1. La procédure a été introduite par une requête envoyée au greffe du Tribunal du travail de Bruxelles, le 21 décembre 1998. Monsieur A. F. entendait par cette requête contester une décision de l'ONEM du 17 décembre 1998 qui l'excluait du bénéfice des allocations de chômage pour 39 semaines.

2. Par jugement prononcé le 3 octobre 2008, le Tribunal du travail a déclaré le recours recevable et partiellement fondé.
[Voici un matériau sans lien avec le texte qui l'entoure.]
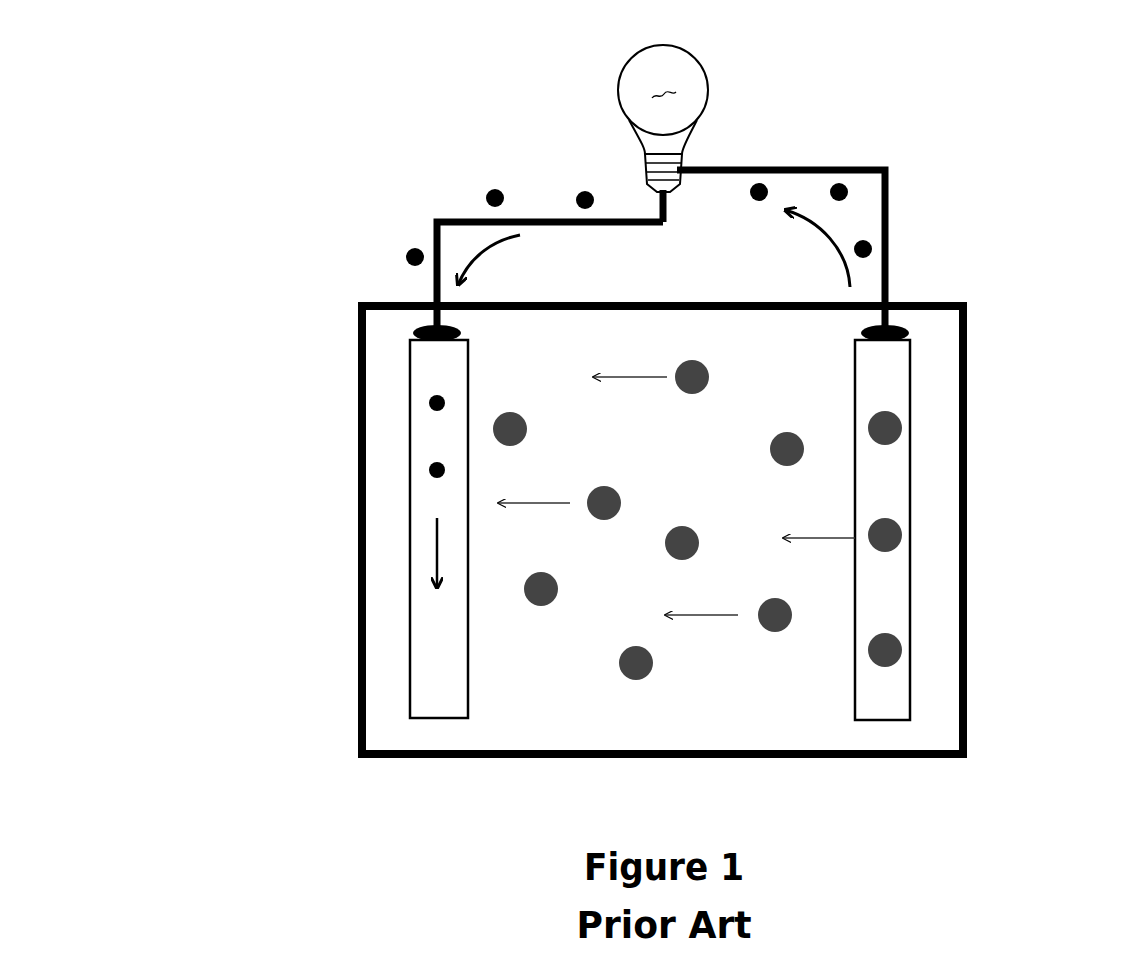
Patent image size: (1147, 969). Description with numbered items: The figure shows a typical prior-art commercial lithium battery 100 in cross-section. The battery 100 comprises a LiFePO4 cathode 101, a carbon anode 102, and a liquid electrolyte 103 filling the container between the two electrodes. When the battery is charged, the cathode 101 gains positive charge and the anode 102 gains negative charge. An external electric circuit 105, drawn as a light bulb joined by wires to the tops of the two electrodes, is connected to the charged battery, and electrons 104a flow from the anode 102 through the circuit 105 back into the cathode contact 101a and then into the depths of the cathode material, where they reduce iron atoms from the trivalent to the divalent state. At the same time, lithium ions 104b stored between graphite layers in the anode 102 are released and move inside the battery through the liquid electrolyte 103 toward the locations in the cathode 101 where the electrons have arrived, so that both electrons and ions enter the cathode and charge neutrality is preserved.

The battery 100 is at (392, 290).
The LiFePO4 cathode 101 is at (405, 643).
The cathode contact 101a is at (397, 331).
The carbon anode 102 is at (920, 610).
The liquid electrolyte 103 is at (566, 715).
The electrons 104a is at (870, 195).
The lithium ions 104b is at (675, 676).
The electric circuit 105 is at (752, 127).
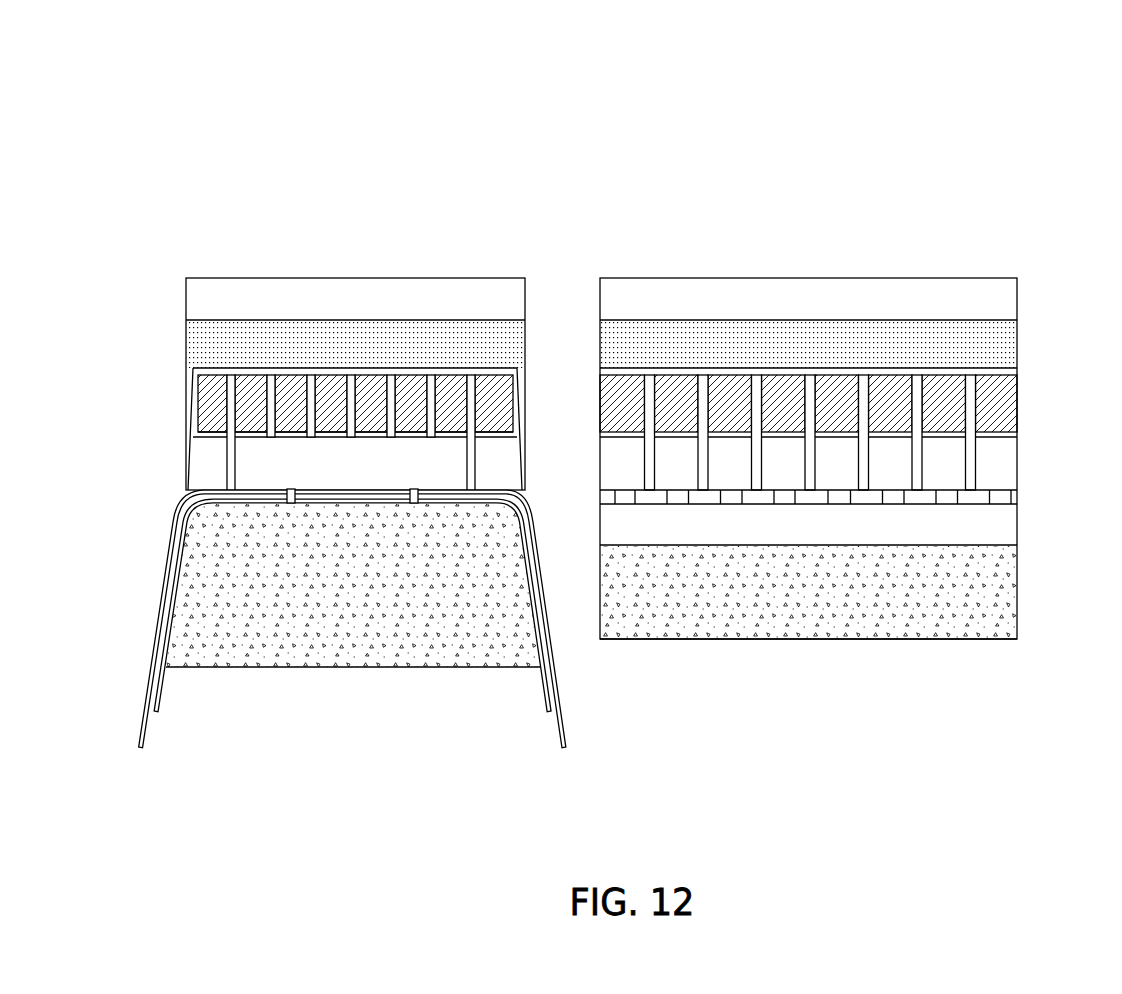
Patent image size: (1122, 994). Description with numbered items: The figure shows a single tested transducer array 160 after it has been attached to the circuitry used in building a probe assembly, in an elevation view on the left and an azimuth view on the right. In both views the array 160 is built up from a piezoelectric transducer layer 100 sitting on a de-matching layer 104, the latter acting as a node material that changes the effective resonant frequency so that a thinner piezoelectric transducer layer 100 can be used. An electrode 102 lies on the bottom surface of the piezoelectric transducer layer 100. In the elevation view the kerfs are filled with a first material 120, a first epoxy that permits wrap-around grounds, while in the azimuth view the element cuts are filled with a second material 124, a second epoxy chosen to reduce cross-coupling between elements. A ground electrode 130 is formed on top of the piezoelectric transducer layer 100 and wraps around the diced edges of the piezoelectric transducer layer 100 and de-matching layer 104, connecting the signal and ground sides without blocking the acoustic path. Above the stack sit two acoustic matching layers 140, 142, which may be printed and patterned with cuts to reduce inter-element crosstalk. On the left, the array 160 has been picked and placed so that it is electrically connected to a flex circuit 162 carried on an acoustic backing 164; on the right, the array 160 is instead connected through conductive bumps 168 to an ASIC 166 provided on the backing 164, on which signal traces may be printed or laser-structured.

The piezoelectric transducer layer 100 is at (208, 392).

La sanction d'exclusion a été ramenée de 39 à 11 semaines.

Le jugement a été notifié aux parties, le 14 octobre 2008.

3. L'ONEM a interjeté appel du jugement par une requête reçue au greffe, en temps utile, le 5 novembre 2008.

Les délais de procédure ont été fixés par une ordonnance du 22 janvier 2009.

Des conclusions ont été déposées pour Monsieur A. F. , le 22 juin 2009. Elles contiennent un appel incident.

Des conclusions ont été déposées pour l'ONEM, le 8 octobre 2009.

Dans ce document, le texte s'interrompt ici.